Gelecek Partisi Genel Başkanı Ahmet Davutoğlu, Arap-İsrail savaşının yıldönümünde partisi ve Mutluluk Partisi üyeleriyle birlikte İsrail büyükelçiliği önünde basın açıklaması yaptı.
Davutoğlu, 15 Mayıs'ın insanlık tarihinin en karanlık günlerinden biri olduğunu söyledi. “Emperyalizmin ve sömürgecilerin baskı ve desteğiyle kurulan bir terör örgütü tarafından bir halk, binlerce yıldır yaşadığı topraklardan, topraklarından sürüldü. 15 Mayıs 1948'di, Filistin toprakları parçalandı ve Filistin toprakları parçalandı. Filistin topraklarından sürülen masum ve mazlum halklar Gazze ve Batı Şeria'da mülteci durumuna düştü. “7 aydır mücadele veren Gazze halkı halen devam eden Nakba direnişini sürdürüyor. Kelime anlamı 'Büyük Felaket' demektir. Nakba 76 yıldır devam ediyor.” dedi.
'7 AY SONRA TİCARETİN YASAKLANMASI YETERLİ DEĞİL'
Filistin topraklarında 7 Ekim'den bu yana yaşanan çatışmaların İsrail-Hamas, İsrail-Gazze, İsrail-Filistin veya Arap-İsrail savaşı olmadığını belirten Davutoğlu, şöyle konuştu:
“Bu savaş İsrail ile insanlık arasında bir savaştır. 7 aydır Gazze'de tüm insani değerler çiğnendi. 40 binden fazla insan öldürüldü, binlercesinin de enkaz altında olduğunu düşünürsek çok daha fazla insan var. öldürüldü, 15 bin çocuk katledildi, hastaneler bombalandı, tüm savaş suçları işlendi, Vietnam saldırılarından sonra iki ay boyunca ABD tarihinin en büyük gösterilerine tanık oldu ama vazgeçmiyorlar, vazgeçmiyorlar. sessiz ol.
Çünkü karşımızdaki tablo susturulmaması gereken bir tablodur. Bir akademisyen olarak onlarla gurur duyuyorum. Hükümet, bizim baskımız üzerine ancak 7 ay sonra ticareti kısıtlama kararı aldı. 7 aydır söylüyoruz, bıkmadan söylüyoruz. ‘Özel sektör’ dediler, ‘Biz karışamayız’ dediler. Türkiye Cumhuriyeti'nin 7 ay sonra ticareti yasaklaması yeterli değil. Sayın Erdoğan'a 2 hafta önce bir mektup yazdım. Söyledim; 15 Mayıs Nakba Günü Türkiye için girişim günüdür. Tüm dünya liderlerine bir mektup yazın ve onları 15 Mayıs'ı küresel yas günü ilan etmeye davet edin.' Eminim ki Türkiye Cumhuriyeti Cumhurbaşkanı bu mektubu yazmış olsaydı, diğer ülkeler de onu takip ederdi ve bugün dünyanın her yerinde bayraklar yarıya indirilirdi.”
“Önce ateşkesi kabul etmeliler”
Davutoğlu, 7 Ekim'den sonra ülkelerine dönen İsrail büyükelçiliği üyelerinin Ankara'ya dönmeye başladığını söyledi. “Bugün İsrail büyükelçiliği önündeyiz. Bir kez daha uyarıyorum. Dün basında çıkan haberlerden ve İsrail'in açıklamalarından İsrailli diplomatların Ankara'ya döndüğünü, dönmekte olduğunu öğreniyoruz. Çünkü ortada bir şey yok.

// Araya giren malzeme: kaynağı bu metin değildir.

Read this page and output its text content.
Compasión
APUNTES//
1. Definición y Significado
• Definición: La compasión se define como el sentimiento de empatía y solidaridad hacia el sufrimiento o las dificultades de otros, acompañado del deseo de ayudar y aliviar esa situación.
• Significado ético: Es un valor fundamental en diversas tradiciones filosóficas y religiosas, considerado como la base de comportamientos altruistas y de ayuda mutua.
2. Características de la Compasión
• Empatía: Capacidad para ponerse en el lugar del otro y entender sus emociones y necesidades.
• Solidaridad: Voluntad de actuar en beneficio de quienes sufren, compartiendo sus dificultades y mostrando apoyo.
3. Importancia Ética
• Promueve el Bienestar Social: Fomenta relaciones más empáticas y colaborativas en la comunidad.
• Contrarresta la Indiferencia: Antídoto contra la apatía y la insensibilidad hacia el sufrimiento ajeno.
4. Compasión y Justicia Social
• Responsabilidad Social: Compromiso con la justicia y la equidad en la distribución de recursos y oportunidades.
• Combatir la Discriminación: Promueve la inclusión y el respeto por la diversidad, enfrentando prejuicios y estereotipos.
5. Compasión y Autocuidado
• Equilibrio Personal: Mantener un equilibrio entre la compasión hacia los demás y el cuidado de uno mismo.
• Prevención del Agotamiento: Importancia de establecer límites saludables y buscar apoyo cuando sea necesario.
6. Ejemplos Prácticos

Gazze'de soykırım artık Ankara'nın güvenliği için risk. Ezilen ulusların savaş karargâhı olan Ankara'daki soykırımcı diplomatların öncelikle ateşkesi kabul etmek zorunda kalmasını, uluslararası mahkemede hesap vermesini istemiyoruz. O zamana kadar hiçbir normalleşme veya normalleşme adımını asla kabul etmeyeceğiz.” dedi.